Hence, do your best to keep your pup’s ears protected from any rough play, pulling, biting, tugging, and tumbling with other dogs to prevent trauma to the ear.

Surgical Implants

If despite your best efforts your German Shepherd’s ears haven’t perked up, you can consider surgical ear implants. For this procedure, your dog will be under anesthesia and will need pain medication and some time to fully recover.

In our opinion, it’s pointless to subject any dog to pain for cosmetic reasons and you should really consider if you are willing to go down this road.

German Shepherd Ear Health

German Shepherd Ear Health

Like all other purebred dogs, German Shepherds are prone to certain genetic health problems. This breed doesn’t suffer from any inherited ear problems, however German Shepherds that have allergies can experience recurring ear infections.

If this is the case, the most important thing is to discover the allergen and limit your dog’s exposure to it. By doing so, you will also minimize the chance of painful ear infections.

Taking Care of Your German Shepherd’s  Ears

As with any other dog, you should care and examine your German Shepherd’s ears regularly. Examine your dog’s ears once a week and use a vet-approved ear cleaning solution to remove any waxy buildup, dirt, or debris.

To clean your dog’s ears, squeeze a few drops of ear cleaning solution directly into the ear canal and massage the base of the ear. Use a cotton ball to wipe out all the dirt and the excess cleaning solution.

Don’t use ear swabs and don’t push anything inside your dog’s ear since this can lead to injury and deafness. If you don’t feel comfortable cleaning your dog’s ears, you can ask your vet to show you how or let him do it for of you.

Is There Something Wrong with My Dog’s Ears?

By five months of age, most German Shepherds show some signs that their ears will perk up. Pups that have floppy ears at this stage are either not developing properly or the problem is genetic in nature.

At this time your puppy should eat high-quality food that is abundant in all essential nutrients that are necessary for proper development. But if this is already the case, you should schedule an appointment with your vet for a full check-up.

More often, German Shepherds inherit floppy ears from their parents, and there isn’t much you can do about it. Of course, you can try taping your pup’s ears and hope it will work, but it would be much easier to accept your dog the way he is.

In the end, floppy ears are an aesthetic problem and won’t prevent your pooch from being the most amazing pet you have ever had.

Is Taping German Shepherd Ears a Common Practice?

Taping German Shepherd ears is a common practice for many breeders and is often done with dogs who compete at dog shows. However, many owners aren’t concerned with the way their dogs’ ears look and even find floppy ears refreshing and fun.

What Else Can I Do to Make German Shepherd Ears Stand Up?

There are many things you can try to help your German Shepherd’s ears to stand up. However, be patient and give your dog time to finish teething and develop properly before you pull out the big guns and start taping his ears.

Be vigilant and don’t allow other dogs or children to play rough with your Shepherd’s ears.
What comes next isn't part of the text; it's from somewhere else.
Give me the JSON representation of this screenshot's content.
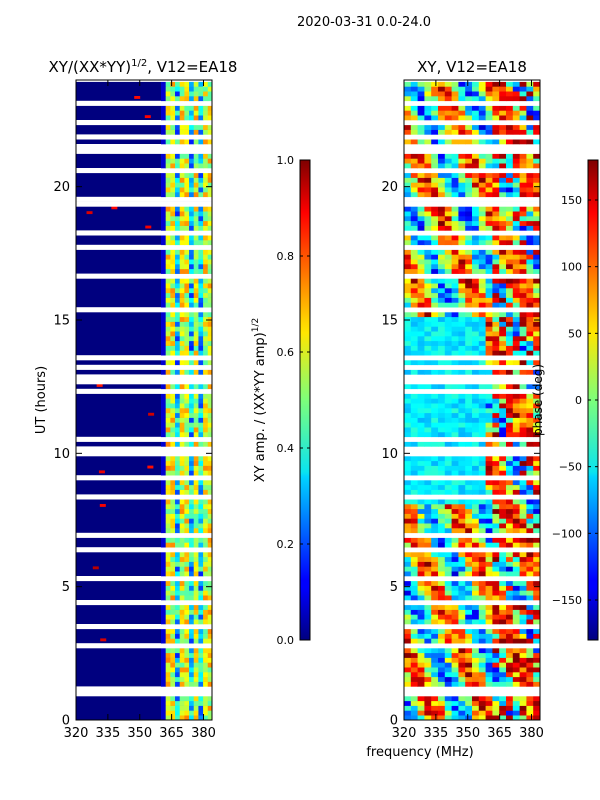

No one should pull, bite, or squeeze your pup’s ears while they are still developing.

Furthermore, start caring about your dog’s ears from a young age. You should check the ears weekly for dirt and waxy buildup, and gently clean them with a cotton ball when necessary.
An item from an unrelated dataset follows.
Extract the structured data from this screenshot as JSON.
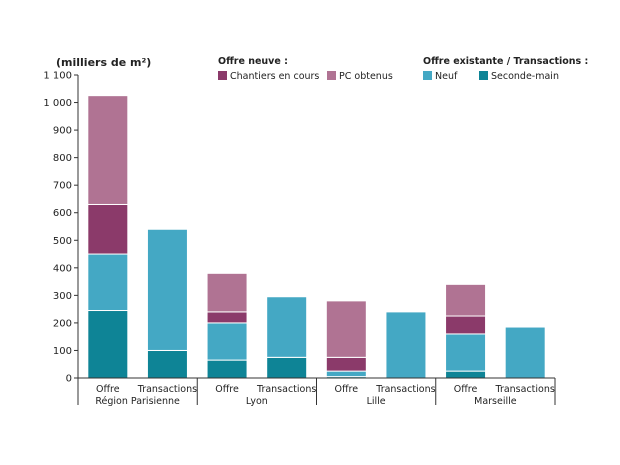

And as always, whenever in doubt, talk with your vet and see if there is something else you can do to help your pup’s ears to stand up. If despite all your efforts your German Shepherd’s ears haven’t perked up till nine months of age, they most likely never will.
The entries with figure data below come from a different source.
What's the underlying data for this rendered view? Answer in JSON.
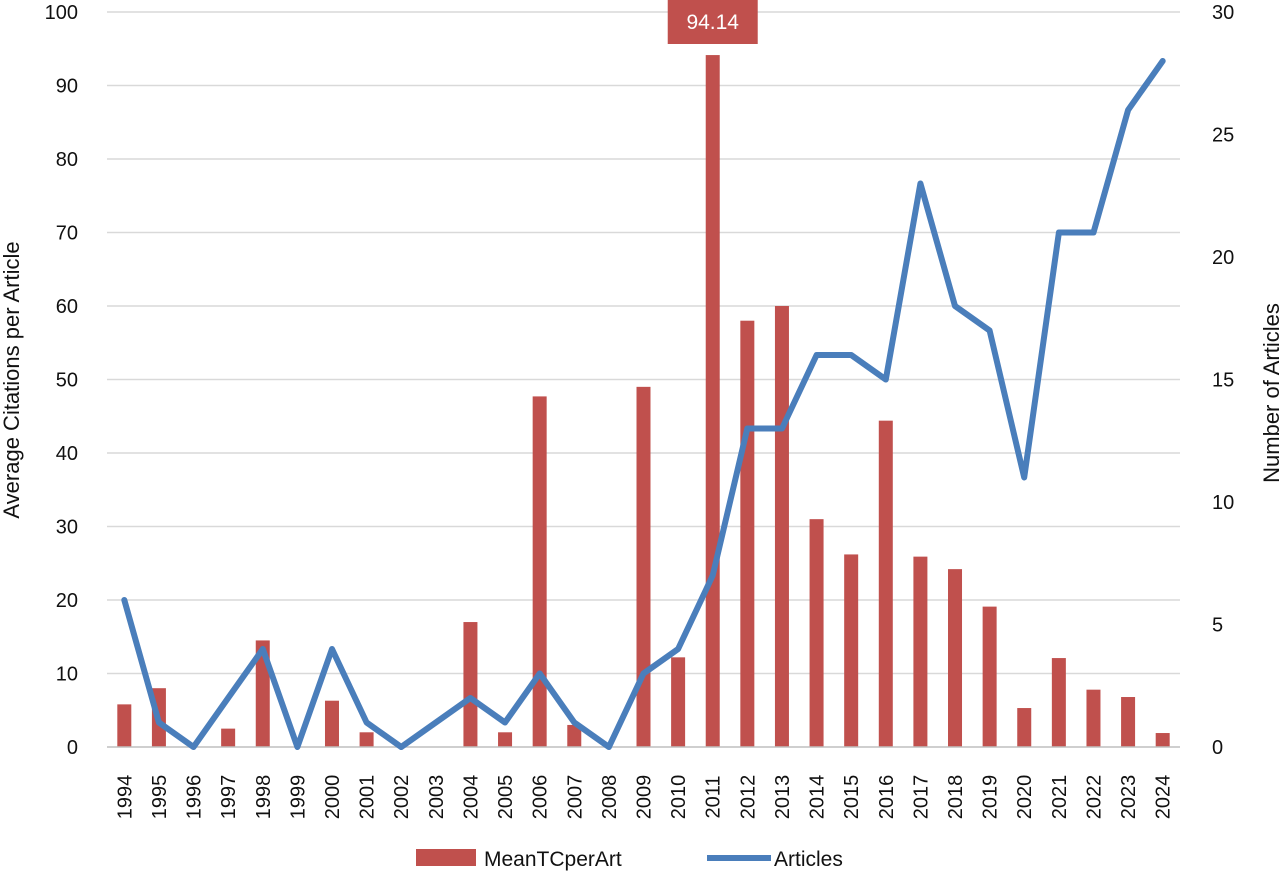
{
  "chart_data": {
    "type": "bar+line",
    "categories": [
      "1994",
      "1995",
      "1996",
      "1997",
      "1998",
      "1999",
      "2000",
      "2001",
      "2002",
      "2003",
      "2004",
      "2005",
      "2006",
      "2007",
      "2008",
      "2009",
      "2010",
      "2011",
      "2012",
      "2013",
      "2014",
      "2015",
      "2016",
      "2017",
      "2018",
      "2019",
      "2020",
      "2021",
      "2022",
      "2023",
      "2024"
    ],
    "series": [
      {
        "name": "MeanTCperArt",
        "kind": "bar",
        "axis": "left",
        "color": "#c0504d",
        "values": [
          5.8,
          8.0,
          0,
          2.5,
          14.5,
          0,
          6.3,
          2.0,
          0,
          0,
          17.0,
          2.0,
          47.7,
          3.0,
          0,
          49.0,
          12.2,
          94.14,
          58.0,
          60.0,
          31.0,
          26.2,
          44.4,
          25.9,
          24.2,
          19.1,
          5.3,
          12.1,
          7.8,
          6.8,
          1.9
        ]
      },
      {
        "name": "Articles",
        "kind": "line",
        "axis": "right",
        "color": "#4a7ebb",
        "values": [
          6,
          1,
          0,
          2,
          4,
          0,
          4,
          1,
          0,
          1,
          2,
          1,
          3,
          1,
          0,
          3,
          4,
          7,
          13,
          13,
          16,
          16,
          15,
          23,
          18,
          17,
          11,
          21,
          21,
          26,
          28
        ]
      }
    ],
    "ylabel_left": "Average Citations per Article",
    "ylabel_right": "Number of Articles",
    "ylim_left": [
      0,
      100
    ],
    "ylim_right": [
      0,
      30
    ],
    "yticks_left": [
      "0",
      "10",
      "20",
      "30",
      "40",
      "50",
      "60",
      "70",
      "80",
      "90",
      "100"
    ],
    "yticks_right": [
      "0",
      "5",
      "10",
      "15",
      "20",
      "25",
      "30"
    ],
    "grid": true,
    "legend": "bottom-center",
    "annotation": {
      "label": "94.14",
      "category": "2011"
    }
  }
}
In the end, having a healthy and happy German Shepherd is more important than the way his ears are.

Conclusion

All German Shepherds are born with floppy ears. But while most get their signature alert look and erect ears when they finish teething, some Shepherds grow up sporting floppy ears.

While floppy ears aren’t a health problem, there are several different ways to fix them. Taping is by far the most common way to correct German Shepherd ears, but there are many other things you should consider first.

In the end, even if your dog’s ears never stand up on their own, he’ll still be an amazing, devoted, and loyal companion.